The FBI makes it official: Russia is attacking US energy, water, and critical systems

 

Russia is attacking the U.S. energy grid, nuclear facilities, water processing plants, aviation systems, and other critical infrastructure that millions of Americans rely on, according to a new joint analysis by the FBI and the Department of Homeland Security.

The new attribution—the first official confirmation by the U.S. of Russia’s effort—includes an accusation that the Kremlin was behind a group of sophisticated hackers known as “Dragonfly” that had penetrated energy company systems last year in ways that could be used to sabotage the U.S. electric grid.

On Thursday, as the Trump administration imposed new sanctions on Russia for “malicious cyberattacks,” officials confirmed that the Kremlin is believed to be behind the attacks, which security firm Symantec described in a report in September. Symantec had warned that the hackers could potentially have the ability to cause blackouts.

“Since at least March 2016, Russian government cyber actors… targeted government entities and multiple U.S. critical infrastructure sectors, including the energy, nuclear, commercial facilities, water, aviation, and critical manufacturing sectors,” according to Thursday’s FBI and Department of Homeland Security report.

The FBI makes it official: Russia is attacking US energy, water, and critical systems | DeviceDaily.com

Reconstructed screenshot fragments of a Human Machine Interface that the threat actors accessed, according to DHS [Image: US-CERT]

The report did not say how successful the attacks were or specify the targets, but said that the Russian hackers “targeted small commercial facilities’ networks where they staged malware, conducted spearphishing, and gained remote access into energy sector networks.” At least one target of a string of infrastructure attacks last year was a nuclear power facility in Kansas, Bloomberg reported in July.

The new sanctions focus on five Russian groups, including the Russian Federal Security Service, the country’s military intelligence apparatus, and the digital propaganda outfit called the Internet Research Agency, as well as 19 people, some of them named in the indictment related to election meddling released by special counsel Robert Mueller last month.

In announcing the sanctions, which will generally ban U.S. people and financial institutions from doing business with those people and groups, the Treasury Department pointed to alleged Russian election meddling, involvement in the infrastructure hacks, and the NotPetya malware, which the Treasury Department called “the most destructive and costly cyberattack in history.”

The new sanctions come amid ongoing criticism of the Trump administration’s reluctance to punish Russia for cyber and election meddling. Sen. Mark Warner (D-Va.) said that, ahead of the 2018 mid-term elections, the administration’s decision was long overdue but not enough. “Nearly all of the entities and individuals who were sanctioned today were either previously under sanction during the Obama Administration, or had already been charged with federal crimes by the Special Counsel,” Warner said.

Symantec doesn’t typically point fingers at particular nations in its research on cyberattacks, said Eric Chien, technical director of Symantec’s Security Technology and Response division, though he said his team doesn’t see anything it would disagree with in the new federal report.

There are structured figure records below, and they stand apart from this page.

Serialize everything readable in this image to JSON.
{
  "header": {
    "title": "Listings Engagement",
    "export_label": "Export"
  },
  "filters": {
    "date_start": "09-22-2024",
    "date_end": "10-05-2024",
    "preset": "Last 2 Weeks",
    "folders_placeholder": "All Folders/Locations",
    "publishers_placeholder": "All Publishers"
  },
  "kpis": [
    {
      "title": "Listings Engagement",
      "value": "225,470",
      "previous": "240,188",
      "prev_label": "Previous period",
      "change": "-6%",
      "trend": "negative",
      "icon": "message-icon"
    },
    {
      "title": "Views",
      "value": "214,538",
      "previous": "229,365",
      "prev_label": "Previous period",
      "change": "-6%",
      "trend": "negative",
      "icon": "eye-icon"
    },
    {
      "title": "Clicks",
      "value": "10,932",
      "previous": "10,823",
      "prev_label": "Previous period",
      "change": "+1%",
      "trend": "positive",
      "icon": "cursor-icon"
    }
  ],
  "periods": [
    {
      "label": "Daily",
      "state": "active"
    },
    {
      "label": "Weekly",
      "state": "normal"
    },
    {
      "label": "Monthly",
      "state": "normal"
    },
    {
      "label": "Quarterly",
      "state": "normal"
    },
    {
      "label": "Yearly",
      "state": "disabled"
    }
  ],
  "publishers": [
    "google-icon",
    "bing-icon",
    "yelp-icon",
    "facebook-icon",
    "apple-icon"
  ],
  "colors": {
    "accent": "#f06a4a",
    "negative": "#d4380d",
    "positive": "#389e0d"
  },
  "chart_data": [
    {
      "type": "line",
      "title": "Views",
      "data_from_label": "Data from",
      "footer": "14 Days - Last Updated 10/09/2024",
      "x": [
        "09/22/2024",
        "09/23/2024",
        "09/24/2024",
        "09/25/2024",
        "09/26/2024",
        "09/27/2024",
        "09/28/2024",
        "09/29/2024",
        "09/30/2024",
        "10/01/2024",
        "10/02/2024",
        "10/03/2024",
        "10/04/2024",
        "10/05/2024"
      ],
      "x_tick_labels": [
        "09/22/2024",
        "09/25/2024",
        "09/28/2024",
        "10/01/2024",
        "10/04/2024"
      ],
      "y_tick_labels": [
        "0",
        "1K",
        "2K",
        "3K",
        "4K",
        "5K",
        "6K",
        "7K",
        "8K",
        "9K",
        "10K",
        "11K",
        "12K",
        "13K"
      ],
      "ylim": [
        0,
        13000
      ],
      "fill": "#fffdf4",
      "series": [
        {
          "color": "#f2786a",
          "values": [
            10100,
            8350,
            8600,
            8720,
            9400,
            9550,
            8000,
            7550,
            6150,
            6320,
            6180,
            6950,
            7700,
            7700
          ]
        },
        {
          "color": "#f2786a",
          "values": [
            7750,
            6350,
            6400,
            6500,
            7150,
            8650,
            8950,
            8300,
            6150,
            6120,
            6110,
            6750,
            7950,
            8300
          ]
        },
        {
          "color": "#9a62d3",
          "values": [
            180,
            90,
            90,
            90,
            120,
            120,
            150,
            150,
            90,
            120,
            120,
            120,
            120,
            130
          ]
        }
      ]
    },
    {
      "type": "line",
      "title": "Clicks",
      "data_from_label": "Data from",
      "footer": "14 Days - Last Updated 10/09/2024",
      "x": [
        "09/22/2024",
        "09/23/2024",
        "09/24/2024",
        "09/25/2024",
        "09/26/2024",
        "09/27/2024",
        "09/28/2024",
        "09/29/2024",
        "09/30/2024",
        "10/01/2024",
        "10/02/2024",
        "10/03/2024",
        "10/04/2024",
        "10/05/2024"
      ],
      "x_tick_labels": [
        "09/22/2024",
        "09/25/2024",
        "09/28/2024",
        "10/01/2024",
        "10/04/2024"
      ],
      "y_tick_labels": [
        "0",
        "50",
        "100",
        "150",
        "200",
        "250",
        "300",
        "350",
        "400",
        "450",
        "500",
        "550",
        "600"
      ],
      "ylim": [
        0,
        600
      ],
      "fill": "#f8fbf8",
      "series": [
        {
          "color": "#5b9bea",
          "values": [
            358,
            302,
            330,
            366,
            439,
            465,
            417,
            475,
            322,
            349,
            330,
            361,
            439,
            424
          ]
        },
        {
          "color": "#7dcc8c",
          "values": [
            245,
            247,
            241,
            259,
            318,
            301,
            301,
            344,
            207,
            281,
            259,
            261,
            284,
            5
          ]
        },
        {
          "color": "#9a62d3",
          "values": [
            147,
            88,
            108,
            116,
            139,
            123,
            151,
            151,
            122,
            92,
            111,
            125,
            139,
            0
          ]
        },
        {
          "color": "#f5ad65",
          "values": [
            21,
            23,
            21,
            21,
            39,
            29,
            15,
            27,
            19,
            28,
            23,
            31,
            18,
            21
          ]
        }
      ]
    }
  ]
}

The government report appears to corroborate Symantec’s research, showing that the hackers had penetrated computers that would let them directly manipulate power systems, he says.

“There were really no more technical hurdles for them to do something like flip off the power,” he said.

And as for the group behind the attacks, Chien said it appears to be relatively dormant for now, but it has gone quiet in the past only to return with new hacks.

“We expect they’re sort of retooling now, and they likely will be back,” he said.